Its appropriate this Sunday to remind us of the role of godparents in Baptism and of the Ritual of Baptism itself. We are lucky here at St. Catherine of Siena as baptisms are on the rise.
So what is Baptism in the Church? Answer: Baptism is a New Testament ordinance established by Jesus Christ just before His ascension into heaven. The Lord Jesus commissioned His disciples to proclaim the Gospel to all people, and to baptize new believers in the name of the Father, the Son and the Holy Spirit (Matthew 28:19; Mark 16:16). The rite is performed by immersing the person in holy water. Baptism is a sign to the new disciple of his fellowship with Christ in His death, burial, and resurrection (Romans 6:3, 4, 5; Colossians 2:12) and of remission of sins (Acts 2:38; 22:16). Baptism is a sign (symbol, picture) because it shows spiritual realities by means of physical elements and actions (immersion in water).

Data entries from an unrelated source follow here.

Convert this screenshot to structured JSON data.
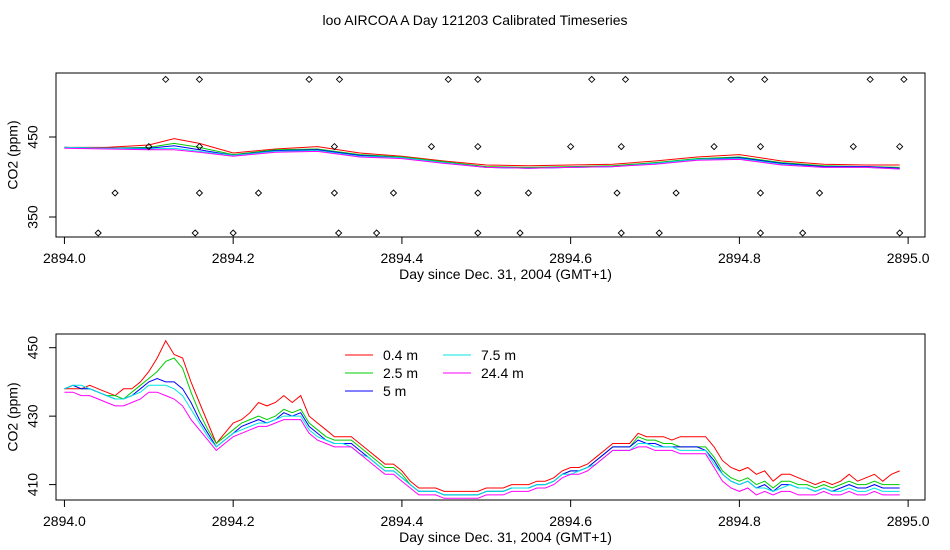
{
  "figure": {
    "title": "loo AIRCOA A  Day 121203  Calibrated Timeseries"
  },
  "colors": {
    "0.4 m": "#ff0000",
    "2.5 m": "#00cc00",
    "5 m": "#0000ff",
    "7.5 m": "#00e5e5",
    "24.4 m": "#ff00ff",
    "axis": "#000000",
    "points": "#000000"
  },
  "chart_data": [
    {
      "type": "line",
      "panel": "top",
      "xlabel": "Day since Dec. 31, 2004 (GMT+1)",
      "ylabel": "CO2 (ppm)",
      "xlim": [
        2893.99,
        2895.02
      ],
      "ylim": [
        325,
        530
      ],
      "x_ticks": [
        "2894.0",
        "2894.2",
        "2894.4",
        "2894.6",
        "2894.8",
        "2895.0"
      ],
      "y_ticks": [
        "350",
        "450"
      ],
      "grid": false,
      "x": [
        2894.0,
        2894.05,
        2894.1,
        2894.13,
        2894.16,
        2894.2,
        2894.25,
        2894.3,
        2894.35,
        2894.4,
        2894.45,
        2894.5,
        2894.55,
        2894.6,
        2894.65,
        2894.7,
        2894.75,
        2894.8,
        2894.85,
        2894.9,
        2894.95,
        2894.99
      ],
      "series": [
        {
          "name": "0.4 m",
          "values": [
            437,
            437,
            440,
            448,
            442,
            430,
            435,
            438,
            430,
            426,
            420,
            415,
            414,
            415,
            416,
            420,
            425,
            428,
            420,
            416,
            415,
            415
          ]
        },
        {
          "name": "2.5 m",
          "values": [
            437,
            436,
            437,
            442,
            437,
            428,
            434,
            435,
            428,
            425,
            419,
            413,
            412,
            413,
            414,
            418,
            423,
            425,
            418,
            414,
            413,
            412
          ]
        },
        {
          "name": "5 m",
          "values": [
            437,
            436,
            436,
            439,
            434,
            427,
            433,
            434,
            427,
            424,
            418,
            412,
            411,
            412,
            413,
            417,
            422,
            424,
            417,
            413,
            413,
            411
          ]
        },
        {
          "name": "7.5 m",
          "values": [
            437,
            436,
            435,
            436,
            432,
            427,
            432,
            433,
            426,
            424,
            418,
            412,
            411,
            412,
            413,
            417,
            422,
            423,
            416,
            412,
            412,
            410
          ]
        },
        {
          "name": "24.4 m",
          "values": [
            436,
            435,
            434,
            434,
            431,
            426,
            431,
            432,
            425,
            423,
            417,
            412,
            411,
            412,
            413,
            416,
            421,
            422,
            415,
            412,
            412,
            410
          ]
        }
      ],
      "markers": {
        "x": [
          2894.04,
          2894.06,
          2894.1,
          2894.12,
          2894.155,
          2894.16,
          2894.16,
          2894.16,
          2894.2,
          2894.23,
          2894.29,
          2894.32,
          2894.32,
          2894.325,
          2894.326,
          2894.37,
          2894.39,
          2894.435,
          2894.455,
          2894.49,
          2894.49,
          2894.49,
          2894.49,
          2894.54,
          2894.55,
          2894.6,
          2894.625,
          2894.655,
          2894.66,
          2894.66,
          2894.665,
          2894.705,
          2894.725,
          2894.77,
          2894.79,
          2894.825,
          2894.825,
          2894.825,
          2894.83,
          2894.875,
          2894.895,
          2894.935,
          2894.955,
          2894.99,
          2894.99,
          2894.995
        ],
        "y": [
          330,
          380,
          438,
          522,
          330,
          380,
          438,
          522,
          330,
          380,
          522,
          380,
          438,
          330,
          522,
          330,
          380,
          438,
          522,
          330,
          380,
          438,
          522,
          330,
          380,
          438,
          522,
          380,
          330,
          438,
          522,
          330,
          380,
          438,
          522,
          330,
          380,
          438,
          522,
          330,
          380,
          438,
          522,
          330,
          438,
          522
        ]
      }
    },
    {
      "type": "line",
      "panel": "bottom",
      "xlabel": "Day since Dec. 31, 2004 (GMT+1)",
      "ylabel": "CO2 (ppm)",
      "xlim": [
        2893.99,
        2895.02
      ],
      "ylim": [
        405.5,
        454
      ],
      "x_ticks": [
        "2894.0",
        "2894.2",
        "2894.4",
        "2894.6",
        "2894.8",
        "2895.0"
      ],
      "y_ticks": [
        "410",
        "430",
        "450"
      ],
      "grid": false,
      "legend": {
        "placement": "top-center",
        "columns": 2
      },
      "x": [
        2894.0,
        2894.01,
        2894.02,
        2894.03,
        2894.04,
        2894.05,
        2894.06,
        2894.07,
        2894.08,
        2894.09,
        2894.1,
        2894.11,
        2894.12,
        2894.13,
        2894.14,
        2894.15,
        2894.16,
        2894.17,
        2894.18,
        2894.19,
        2894.2,
        2894.21,
        2894.22,
        2894.23,
        2894.24,
        2894.25,
        2894.26,
        2894.27,
        2894.28,
        2894.29,
        2894.3,
        2894.31,
        2894.32,
        2894.33,
        2894.34,
        2894.35,
        2894.36,
        2894.37,
        2894.38,
        2894.39,
        2894.4,
        2894.41,
        2894.42,
        2894.43,
        2894.44,
        2894.45,
        2894.46,
        2894.47,
        2894.48,
        2894.49,
        2894.5,
        2894.51,
        2894.52,
        2894.53,
        2894.54,
        2894.55,
        2894.56,
        2894.57,
        2894.58,
        2894.59,
        2894.6,
        2894.61,
        2894.62,
        2894.63,
        2894.64,
        2894.65,
        2894.66,
        2894.67,
        2894.68,
        2894.69,
        2894.7,
        2894.71,
        2894.72,
        2894.73,
        2894.74,
        2894.75,
        2894.76,
        2894.77,
        2894.78,
        2894.79,
        2894.8,
        2894.81,
        2894.82,
        2894.83,
        2894.84,
        2894.85,
        2894.86,
        2894.87,
        2894.88,
        2894.89,
        2894.9,
        2894.91,
        2894.92,
        2894.93,
        2894.94,
        2894.95,
        2894.96,
        2894.97,
        2894.98,
        2894.99
      ],
      "series": [
        {
          "name": "0.4 m",
          "values": [
            438,
            438,
            438,
            439,
            438,
            437,
            436,
            438,
            438,
            440,
            443,
            447,
            452,
            448,
            447,
            440,
            434,
            428,
            422,
            425,
            428,
            429,
            431,
            434,
            433,
            434,
            436,
            434,
            436,
            430,
            428,
            426,
            424,
            424,
            424,
            422,
            420,
            418,
            416,
            416,
            414,
            411,
            409,
            409,
            409,
            408,
            408,
            408,
            408,
            408,
            409,
            409,
            409,
            410,
            410,
            410,
            411,
            411,
            412,
            414,
            415,
            415,
            416,
            418,
            420,
            422,
            422,
            422,
            425,
            424,
            424,
            424,
            423,
            424,
            424,
            424,
            424,
            421,
            417,
            415,
            414,
            415,
            413,
            414,
            411,
            413,
            413,
            412,
            411,
            410,
            411,
            410,
            411,
            413,
            411,
            412,
            413,
            411,
            413,
            414
          ]
        },
        {
          "name": "2.5 m",
          "values": [
            438,
            439,
            438,
            438,
            437,
            436,
            436,
            435,
            437,
            439,
            441,
            443,
            446,
            447,
            444,
            437,
            431,
            426,
            422,
            424,
            426,
            428,
            429,
            430,
            429,
            430,
            432,
            431,
            432,
            428,
            426,
            424,
            423,
            423,
            423,
            421,
            419,
            417,
            415,
            415,
            413,
            410,
            408,
            408,
            408,
            407,
            407,
            407,
            407,
            407,
            408,
            408,
            408,
            409,
            409,
            409,
            410,
            410,
            411,
            413,
            414,
            414,
            415,
            417,
            419,
            421,
            421,
            421,
            424,
            423,
            423,
            422,
            422,
            421,
            421,
            421,
            421,
            418,
            414,
            412,
            411,
            412,
            410,
            411,
            409,
            411,
            411,
            410,
            410,
            409,
            410,
            409,
            410,
            411,
            410,
            410,
            411,
            410,
            410,
            410
          ]
        },
        {
          "name": "5 m",
          "values": [
            438,
            439,
            438,
            438,
            437,
            436,
            435,
            435,
            436,
            438,
            440,
            441,
            440,
            440,
            438,
            434,
            429,
            425,
            421,
            423,
            425,
            427,
            428,
            429,
            428,
            429,
            431,
            430,
            431,
            427,
            425,
            423,
            422,
            422,
            422,
            420,
            418,
            416,
            414,
            414,
            412,
            410,
            408,
            408,
            408,
            407,
            407,
            407,
            407,
            407,
            408,
            408,
            408,
            409,
            409,
            409,
            410,
            410,
            411,
            413,
            414,
            414,
            415,
            417,
            419,
            421,
            421,
            421,
            423,
            422,
            422,
            421,
            421,
            421,
            421,
            421,
            420,
            417,
            413,
            411,
            410,
            411,
            409,
            410,
            408,
            410,
            410,
            409,
            409,
            408,
            409,
            408,
            409,
            410,
            409,
            409,
            410,
            409,
            409,
            409
          ]
        },
        {
          "name": "7.5 m",
          "values": [
            438,
            439,
            439,
            438,
            437,
            436,
            435,
            435,
            436,
            437,
            439,
            439,
            439,
            438,
            436,
            432,
            428,
            424,
            421,
            423,
            425,
            426,
            427,
            428,
            428,
            429,
            430,
            430,
            430,
            426,
            424,
            423,
            422,
            422,
            421,
            419,
            418,
            416,
            414,
            414,
            412,
            410,
            408,
            408,
            408,
            407,
            407,
            407,
            407,
            407,
            408,
            408,
            408,
            409,
            409,
            409,
            410,
            410,
            411,
            413,
            413,
            414,
            415,
            416,
            418,
            420,
            420,
            420,
            422,
            422,
            421,
            421,
            421,
            420,
            420,
            420,
            420,
            416,
            413,
            411,
            410,
            411,
            409,
            409,
            408,
            409,
            410,
            409,
            409,
            408,
            409,
            408,
            408,
            409,
            408,
            408,
            409,
            408,
            408,
            408
          ]
        },
        {
          "name": "24.4 m",
          "values": [
            437,
            437,
            436,
            436,
            435,
            434,
            433,
            433,
            434,
            435,
            437,
            437,
            436,
            435,
            433,
            429,
            426,
            423,
            420,
            422,
            424,
            425,
            426,
            427,
            427,
            428,
            429,
            429,
            429,
            425,
            423,
            422,
            421,
            421,
            421,
            419,
            417,
            415,
            413,
            413,
            411,
            409,
            407,
            407,
            407,
            406,
            406,
            406,
            406,
            406,
            407,
            407,
            407,
            408,
            408,
            408,
            409,
            409,
            410,
            412,
            413,
            413,
            414,
            416,
            418,
            420,
            420,
            420,
            421,
            421,
            420,
            420,
            420,
            419,
            419,
            419,
            419,
            415,
            411,
            409,
            408,
            409,
            407,
            408,
            407,
            408,
            408,
            407,
            407,
            407,
            408,
            407,
            407,
            408,
            407,
            407,
            408,
            407,
            407,
            407
          ]
        }
      ]
    }
  ]
}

The Sacraments are efficacious signs of grace, instituted by Christ and entrusted to the Church, by which divine life is dispensed to us. The visible rites by which the sacraments are celebrated signify and make present the graces proper to each sacrament. They bear fruit in those who receive them with the required dispositions…This sacrament is called Baptism, after the central rite by which it is carried out: to baptize (Greek baptizein) means to “plunge” or “IMMERSE”; the “plunge” into the water symbolizes the catechumen's burial into Christ's death, from which he rises up by resurrection with him, as “a new creature” (Catechism of the Catholic Church, 1131, 1214).
So, baptism is a sign of regeneration and cleansing of the believer. However, for the Catholic Church, baptism is something more than a sign. It is an “efficacious” sign; it “makes present” the grace that it “signifies.” Baptism is both a “sign” and the “instrumental cause” of justification (Council of Trent, session 6, chapter 7). So Baptism for Catholics is not a quaint ritual or a pre-party event, rather it a sign of God’s love for us, one that leads us on a spiritual path that ends with salvation in the form of eternal life—unending joy and peace.